Но Колюнчик пятился все дальше к колючим и пыльным кустам южной акации, к серым камням, на которых грелись чуткие пестрые ящерицы, он не хотел такой судьбы, к которой его подталкивали взрослые люди, нацепившие на шею, словно дети, красные платки, покраснел и стал слабо выкрикивать: “Нет, нет, нельзя, я не буду, не смогу, нет!” – и его поспешили оставить в покое. А дурно воспитанный, по-партийной привычке всем “тыкающий” Леонид
Ильич так в “Артек” и не прибыл, то ли закапризничали избалованные внучкби, то ли узнал про Колюнин отказ и насупился сам, не дал больше на дорогостоящую игрушку партийных денег, потому что в стране не хватало на сахар и хлеб, и именно по этой причине Первый Международный фестиваль детей всей планеты так и стал последним и закатилась, как южное солнышко, блестящая карьера маленького кремлевского служки.
9
Но даже если бы Ильич уломал внучат, если бы превозмог обиду и прикатил, простил глупого мальчика – что б это изменило? Все равно у Колюни было противоядие – как в волшебной сказке от гусей-лебедей-орлят-выше солнца кислыми яблочками, молочным киселем и деревенским хлебом из говорящей русской печки, Купавна отпаивала его после выхлопных пионерских газов, и если бы много лет спустя он пошел на суд, где решалась ее судьба, и строгая, похожая на школьного завуча женщина в синем в полоску костюме попросила его дать свидетельские показания, он сказал бы, что превращенная из болота в сад, пусть даже и поделенная заборами и мещанством мещерская окраина не позволила ему скурвиться и загнить, когда все вокруг к тому подталкивало. Она оказалась его островком свободы посреди плененного и лицемерного мира, и настоящая жизнь у него все-таки была.
Эта жизнь начиналась там, где росла на улицах дикая вишня, а на заброшенных участках малина, вылезали против всех правил вдоль заборов чернушки, свинушки, сыроежки, а иногда и подберезовики с подосиновиками, отрывая от мягкой сырой земли тяжеленные водопроводные трубы, где строили на деревьях шалаши, наблюдали за пыльной дорогой, клали пятикопеечные монеты под паровоз, играли в ножички, “двенадцать палочек”, штандер, “американку”, просто футбол и настольный теннис и от души дуплились в
“картошку”, вечерами жгли костры и пекли в золе картошку настоящую, сыпали в костер марганцовку и соль, разводили огонь до небес, а потом уходили спать, и только царственная Мария
Борисовна-Анемподистовна, боясь оставить хотя б один уголек в самую покойную и тихую ночь и жалея залить костер водой, чтобы не пропала зола, ворошила допоздна угли; где, как запах жасмина, стелился над ухоженной землей уют дачных улиц и сырых вечеров, бродили дачницы, ставили самовары с шишками, а дети рассказывали друг другу страшные истории, дурачили доверчивого новенького мальчика Илюшу, верившего в летающие тарелки, байками про инопланетян, выбросившихся десантом в пшеничном поле, и заставляли носить из колодца воду, чтобы заливать агрессоров, а сами уходили в пшеницу и ухахатывались до рези в животе, и потом, когда приезжали в августе комбайны и убирали поле, счастливые, кувыркались в стогах.

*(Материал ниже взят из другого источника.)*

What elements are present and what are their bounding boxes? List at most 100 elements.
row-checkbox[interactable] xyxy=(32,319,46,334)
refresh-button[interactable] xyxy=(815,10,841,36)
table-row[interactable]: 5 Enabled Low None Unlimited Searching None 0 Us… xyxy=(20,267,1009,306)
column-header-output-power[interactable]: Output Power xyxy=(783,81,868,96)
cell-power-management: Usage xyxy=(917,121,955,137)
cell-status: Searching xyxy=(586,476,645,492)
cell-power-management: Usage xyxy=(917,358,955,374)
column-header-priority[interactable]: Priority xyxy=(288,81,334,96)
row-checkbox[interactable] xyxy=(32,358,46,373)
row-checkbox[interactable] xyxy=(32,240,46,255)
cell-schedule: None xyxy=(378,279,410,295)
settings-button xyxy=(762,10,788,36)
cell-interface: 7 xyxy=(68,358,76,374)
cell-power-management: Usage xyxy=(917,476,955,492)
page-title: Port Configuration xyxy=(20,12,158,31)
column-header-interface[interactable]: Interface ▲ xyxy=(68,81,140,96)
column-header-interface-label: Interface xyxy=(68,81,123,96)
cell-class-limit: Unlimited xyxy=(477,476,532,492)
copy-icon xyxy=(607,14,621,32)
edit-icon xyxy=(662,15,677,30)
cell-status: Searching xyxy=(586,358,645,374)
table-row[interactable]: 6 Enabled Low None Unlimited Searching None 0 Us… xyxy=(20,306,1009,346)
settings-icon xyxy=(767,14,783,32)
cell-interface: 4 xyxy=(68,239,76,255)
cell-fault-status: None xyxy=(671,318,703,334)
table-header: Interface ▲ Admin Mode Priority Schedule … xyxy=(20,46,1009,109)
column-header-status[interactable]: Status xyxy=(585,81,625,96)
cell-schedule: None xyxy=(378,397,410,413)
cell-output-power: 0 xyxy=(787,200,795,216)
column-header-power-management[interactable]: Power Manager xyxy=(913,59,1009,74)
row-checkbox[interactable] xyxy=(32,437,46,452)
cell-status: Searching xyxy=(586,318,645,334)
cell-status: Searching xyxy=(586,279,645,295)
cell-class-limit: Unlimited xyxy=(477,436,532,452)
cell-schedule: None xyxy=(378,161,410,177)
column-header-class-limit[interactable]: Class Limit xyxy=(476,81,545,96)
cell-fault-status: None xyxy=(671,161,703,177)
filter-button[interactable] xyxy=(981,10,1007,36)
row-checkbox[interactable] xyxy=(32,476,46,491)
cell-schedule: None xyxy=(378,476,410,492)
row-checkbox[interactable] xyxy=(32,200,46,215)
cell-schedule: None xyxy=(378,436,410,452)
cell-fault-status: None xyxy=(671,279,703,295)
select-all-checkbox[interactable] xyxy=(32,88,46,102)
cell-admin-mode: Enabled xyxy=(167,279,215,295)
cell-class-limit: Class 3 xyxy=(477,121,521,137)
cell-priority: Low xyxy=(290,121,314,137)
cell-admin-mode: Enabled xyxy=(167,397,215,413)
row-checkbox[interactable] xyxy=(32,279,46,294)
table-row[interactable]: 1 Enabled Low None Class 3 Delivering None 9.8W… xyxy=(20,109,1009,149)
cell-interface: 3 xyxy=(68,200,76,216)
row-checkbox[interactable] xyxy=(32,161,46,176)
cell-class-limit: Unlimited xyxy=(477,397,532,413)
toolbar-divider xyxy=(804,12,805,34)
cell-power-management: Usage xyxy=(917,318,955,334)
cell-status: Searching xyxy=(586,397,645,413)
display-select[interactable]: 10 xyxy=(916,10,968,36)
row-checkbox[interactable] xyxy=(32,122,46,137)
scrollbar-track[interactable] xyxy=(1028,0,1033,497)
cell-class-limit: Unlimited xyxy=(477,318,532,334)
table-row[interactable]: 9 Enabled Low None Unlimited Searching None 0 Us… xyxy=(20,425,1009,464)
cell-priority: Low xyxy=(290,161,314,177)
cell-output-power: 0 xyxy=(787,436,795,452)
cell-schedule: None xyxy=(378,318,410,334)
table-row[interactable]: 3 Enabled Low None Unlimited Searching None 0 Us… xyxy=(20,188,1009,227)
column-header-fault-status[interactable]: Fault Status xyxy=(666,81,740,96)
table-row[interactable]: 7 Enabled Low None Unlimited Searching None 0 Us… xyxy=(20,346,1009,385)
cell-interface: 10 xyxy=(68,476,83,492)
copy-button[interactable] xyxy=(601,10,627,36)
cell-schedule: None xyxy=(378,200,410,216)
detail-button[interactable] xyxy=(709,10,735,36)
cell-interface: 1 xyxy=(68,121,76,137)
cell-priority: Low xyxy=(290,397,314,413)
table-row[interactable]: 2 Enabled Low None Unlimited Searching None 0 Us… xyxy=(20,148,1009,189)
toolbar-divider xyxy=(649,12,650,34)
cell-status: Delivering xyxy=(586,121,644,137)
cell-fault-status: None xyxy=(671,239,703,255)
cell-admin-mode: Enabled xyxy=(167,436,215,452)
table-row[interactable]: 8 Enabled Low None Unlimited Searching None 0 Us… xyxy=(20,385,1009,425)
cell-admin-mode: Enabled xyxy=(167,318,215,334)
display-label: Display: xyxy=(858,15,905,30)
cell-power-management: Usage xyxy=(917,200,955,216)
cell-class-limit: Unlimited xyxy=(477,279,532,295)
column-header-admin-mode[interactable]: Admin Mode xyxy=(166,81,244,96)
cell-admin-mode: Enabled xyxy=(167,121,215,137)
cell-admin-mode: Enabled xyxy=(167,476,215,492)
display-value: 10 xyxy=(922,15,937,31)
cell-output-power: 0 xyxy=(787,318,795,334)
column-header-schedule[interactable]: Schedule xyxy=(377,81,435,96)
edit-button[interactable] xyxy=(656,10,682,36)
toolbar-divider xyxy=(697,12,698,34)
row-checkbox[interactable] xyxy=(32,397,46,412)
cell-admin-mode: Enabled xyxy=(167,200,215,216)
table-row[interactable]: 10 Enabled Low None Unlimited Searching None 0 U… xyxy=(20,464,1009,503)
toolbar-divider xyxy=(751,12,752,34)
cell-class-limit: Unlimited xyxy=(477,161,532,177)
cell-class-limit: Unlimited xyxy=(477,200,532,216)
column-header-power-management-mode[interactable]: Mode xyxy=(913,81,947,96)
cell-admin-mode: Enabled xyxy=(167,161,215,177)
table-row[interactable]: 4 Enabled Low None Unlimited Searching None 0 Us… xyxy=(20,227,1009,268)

Но если бы Колюнчик все это патетически, с дрожью в голосе исполнил, судья вряд ли бы проронила ответную слезу и стала вникать в доводы пристрастного свидетеля, а строго оборвала, потребовала говорить по существу и не разводить демагогию, потому что демагогов на том суде хватало и без Колюни.
А еще была у них дурашливая, невоспитанная и беспородистая собака Тепка, черная, с белым галстучным пятном на груди, которая неизвестно откуда взялась, носилась как угорелая по огороду, затаптывая на грядках всходы моркови и редиски, а когда потерявшая терпение бабушка посадила ее на веревку, вырвалась, да так, что веревка обожгла Колюнину ногу под коленкой и бабушкину лодыжку.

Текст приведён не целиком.